In the `dagster-dbt`reference they have a (conveni...
# ask-community
r
In the `dagster-dbt`reference they have a (conveniently...) simple example for how to read the table into a dataframe https://docs.dagster.io/integrations/dbt/reference#defining-an-io-manager This fails on my end, by all appearances because it fails to target the correct schema. The schemas are generated at runtime, so having to pass them manually would be a huge hassle. It does not appear to be stored in the asset metadata automatically, but please tell me there is some way of adding it? Can I use the inputs
runtime_metadata_fn
receives - for some reason it doesn't get the
node_info
?
o
hi @Rasmus Bonnevie! When you say that the schema is generated at runtime, what runtime is this referring to? Is the schema known at the point that
dbt compile
is executed, or is it not known until
dbt run
? If the schema is known at compile time, then I think the best course of action would be to make the asset key that's generated for each model dependent on the schema. That would look like
Copy code
def get_node_asset_key(node_info):
    return AssetKey([node_info["schema"], node_info["name"]])

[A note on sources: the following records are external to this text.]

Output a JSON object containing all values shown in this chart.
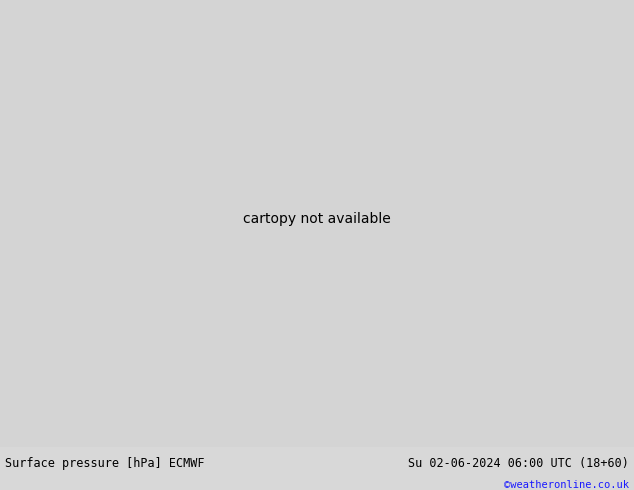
{
  "bottom_left_text": "Surface pressure [hPa] ECMWF",
  "bottom_right_text": "Su 02-06-2024 06:00 UTC (18+60)",
  "copyright_text": "©weatheronline.co.uk",
  "bg_color": "#d4d4d4",
  "land_color": "#c8e8a0",
  "ocean_color": "#d4d4d4",
  "border_color": "#888888",
  "coast_color": "#888888",
  "isobar_black": "#000000",
  "isobar_blue": "#1a1aff",
  "isobar_red": "#cc0000",
  "label_black": "#000000",
  "label_blue": "#1a1aff",
  "label_red": "#cc0000",
  "copyright_color": "#1a1aff",
  "bottom_bar_color": "#d8d8d8",
  "figure_width": 6.34,
  "figure_height": 4.9,
  "dpi": 100,
  "lon_min": -125.0,
  "lon_max": -55.0,
  "lat_min": 2.0,
  "lat_max": 42.0
}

load_assets_from_dbt_manifest(
    ...,
    node_info_to_asset_key=get_node_asset_key,
)
Then, in the IOManager, you could have
Copy code
schema_name = context.asset_key.path[-2]
table_name = context.asset_key.path[-1]
and go from there.
r
Hi @owen 🙂 I guess it is at
compile
, I'm not doing anything too obscure. I follow the DBT guidelines where I have separate development and production schemas encoded in
profiles.yml
, i.e.
dev_rasmus
for me, and then I use
+schema: foo
for some directories in
dbt_project.yml
to add some structure, which gets compiled to a schema of
dev_rasmus_foo
for those models. I'd rather not have my asset keys depend on my user schema and it's also a bit inconvenient to have to rebuild the schema with all suffixes manually for each table, if I'm e.g. generating in a loop. My user schema even depends on an environment variable, so I'd have to parse that too if I were to e.g. read the
profiles.yml
in as a resource/asset.
okay, it seems like the second input to
runtime_metadata_fn
is actually the necessary metadata/configuration, but even when I add e.g. database and schema to the DBT asset as metadata, it is not accessible in the IO
input_manager
I've added, at least not on the
upstream_output.metadata
which is empty.
o
ah I see, that is a bit tricky. right now, the metadata attached to the upstream output is not forwarded along to downstream steps (it just gets stored in the database). the
input_context.metadata
field is referencing metadata that is baked into the definition of the output, rather than anything that's generated at runtime (the runtime metadata is more for bookkeeping purposes). as for a workaround, I'd recommend the (somewhat painful) approach of replicating the schema name logic when configuring your IOManager. right now, the asset key for each model will depend on the configured schema (but not the base schema). So if you have
model_a
with
+schema: foo
applied to it, it should get the asset key
["foo", "model_a"]
, whereas
model_b
with no schema configured for it will just be
["model_b"]
. you'll then want to have an IOManager that can be configured with a
base_schema
property, i.e.
Copy code
def MyIOManager(IOManager):
    def __init__(self, base_schema: str):
        self.base_schema = base_schema
    
    def _get_schema(self, context):
        if len(context.asset_key.path) == 2:
            return f"{self.base_schema}_{context.asset_key.path[0]}"
        return self.base_schema
    ...

@io_manager(config_schema={"base_schema": str})
def my_io_manager(context):
    return MyIOManager(base_schema=context.resource_config["base_schema"])
As you note, this would require you to duplicate some config between
profiles.yml
and dagster, i.e.
Copy code
dev_io_manager = my_io_manager.configured({"base_schema": os.getenv("...")})

prod_io_manager = my_io_manager.configured({"base_schema": "something"})
but it should at least unblock you
r
yes, this was more or less what I ended up doing, but it just seemed like such a basic problem (especially with all that DBT metadata right there for the taking) that I was sure there must be some better alternative I was missing 🫤 A slightly more satisfying solution might be to have a profile resource that reads from
profiles.yml
so that you can access the schema? But the nicest would still be to be able to read it from the dbt table asset directly.
r
just to +1 here, with bigquery it ends up being quite clunky since the dbt profile is really only a billing project + auth, and you can actually read and write across both projects and datasets with a single profile. For our setup we also do the dbt_${USER} prefix on all datasets. If we could access the full metadata (project, dataset, table) it would allow us to use a single io manager across not only datasets but also projects. Our workaround for now is to have an io manager per project (which then requires knowing which IO manager is required for a particular dbt asset) and the _${USER} hack encoded in our io manager. Not the end of the world but would be nice to clean up at some point!